Мусоргский, молчаливый, застенчивый, с тревожной полуулыбкой, если и пил, то всегда случайно, заслушавшись кого-нибудь из собутыльников, или задумавшись.
В кабаках знали об исчезновении арфянки и желали ему помочь. Об его страданиях не расспрашивали. Трактирные певицы и просто уличные девушки, в шляпках с мокрыми страусовыми перьями, зашедшие обогреться у стойки под медной лампой и пьянеющие от первого глотка вина, иногда глухо бранились между собою, подозревая то одну, то другую, что та скрывает от белокурого офицерика, где Анька.
Мусоргского прозвали Белокуреньким и Щеголком, хотя ни птичьего, ни щегольского в нем не было ничего. Женщины жалели его горячо, они все были на его стороне, против сбежавшей дряни Аньки.
Женщины чуяли, что офицерик любит верно и горячо. Они понимали немую застенчивость его страданий и с нещадной, лютой страстностью, тоже по-татарски, готовы были разворошить для него весь мглистый Петербург, его щели, углы, сырость, плесень, чтобы отыскать и поставить перед ним худенькую, рыжеволосую арфянку.

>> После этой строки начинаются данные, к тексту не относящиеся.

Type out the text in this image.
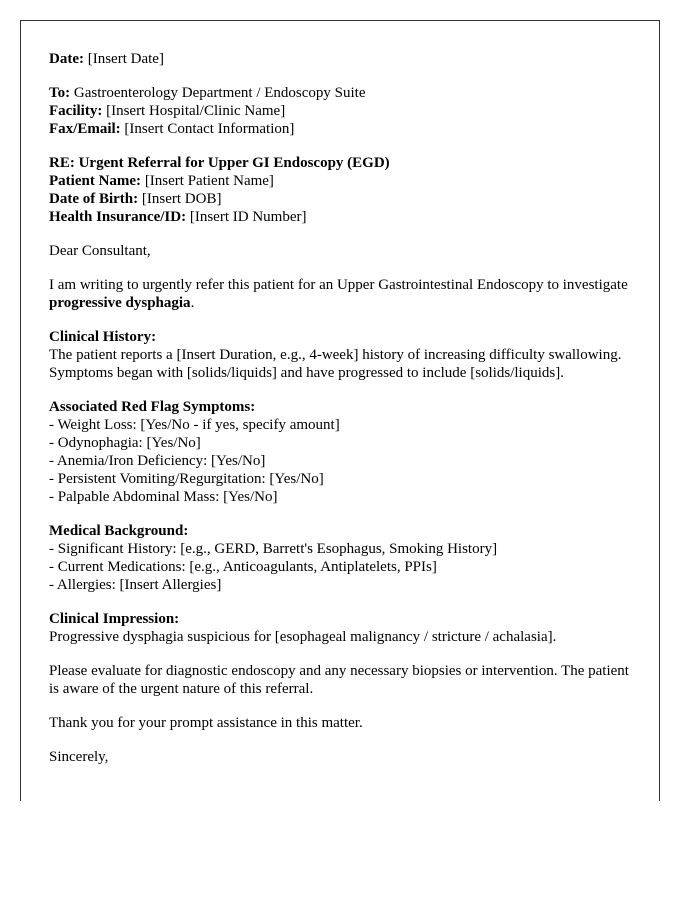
Date: [Insert Date]

To: Gastroenterology Department / Endoscopy Suite
Facility: [Insert Hospital/Clinic Name]
Fax/Email: [Insert Contact Information]

RE: Urgent Referral for Upper GI Endoscopy (EGD)
Patient Name: [Insert Patient Name]
Date of Birth: [Insert DOB]
Health Insurance/ID: [Insert ID Number]

Dear Consultant,

I am writing to urgently refer this patient for an Upper Gastrointestinal Endoscopy to investigate progressive dysphagia.

Clinical History:
The patient reports a [Insert Duration, e.g., 4-week] history of increasing difficulty swallowing. Symptoms began with [solids/liquids] and have progressed to include [solids/liquids].

Associated Red Flag Symptoms:
- Weight Loss: [Yes/No - if yes, specify amount]
- Odynophagia: [Yes/No]
- Anemia/Iron Deficiency: [Yes/No]
- Persistent Vomiting/Regurgitation: [Yes/No]
- Palpable Abdominal Mass: [Yes/No]

Medical Background:
- Significant History: [e.g., GERD, Barrett's Esophagus, Smoking History]
- Current Medications: [e.g., Anticoagulants, Antiplatelets, PPIs]
- Allergies: [Insert Allergies]

Clinical Impression:
Progressive dysphagia suspicious for [esophageal malignancy / stricture / achalasia].

Please evaluate for diagnostic endoscopy and any necessary biopsies or intervention. The patient is aware of the urgent nature of this referral.

Thank you for your prompt assistance in this matter.

Sincerely,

Но Анны не было нигде и никто о ней толком не слышал. Она исчезла.
У Пяти Углов, в трактире, лакей с острым щетинистым подбородком, во фрачишке потертом до тусклого глянца, как-то отвел Мусоргского в угол и сказал:
- Намедни была-с. Ей-Богу. Она самая.
Старичок показал в дряблой улыбке нижние желтые зубы, точно старая лошадь.
- Обогреться заходила. Ей-Богу-с. Просила двугривенный под заклад дать, у нас ейная арфа заложена.
- У вас?
- А как же-с, у нас. Еще когда заложила... Так и стоит. Я ей, врать не буду, двугривенного не дал, у самого не было.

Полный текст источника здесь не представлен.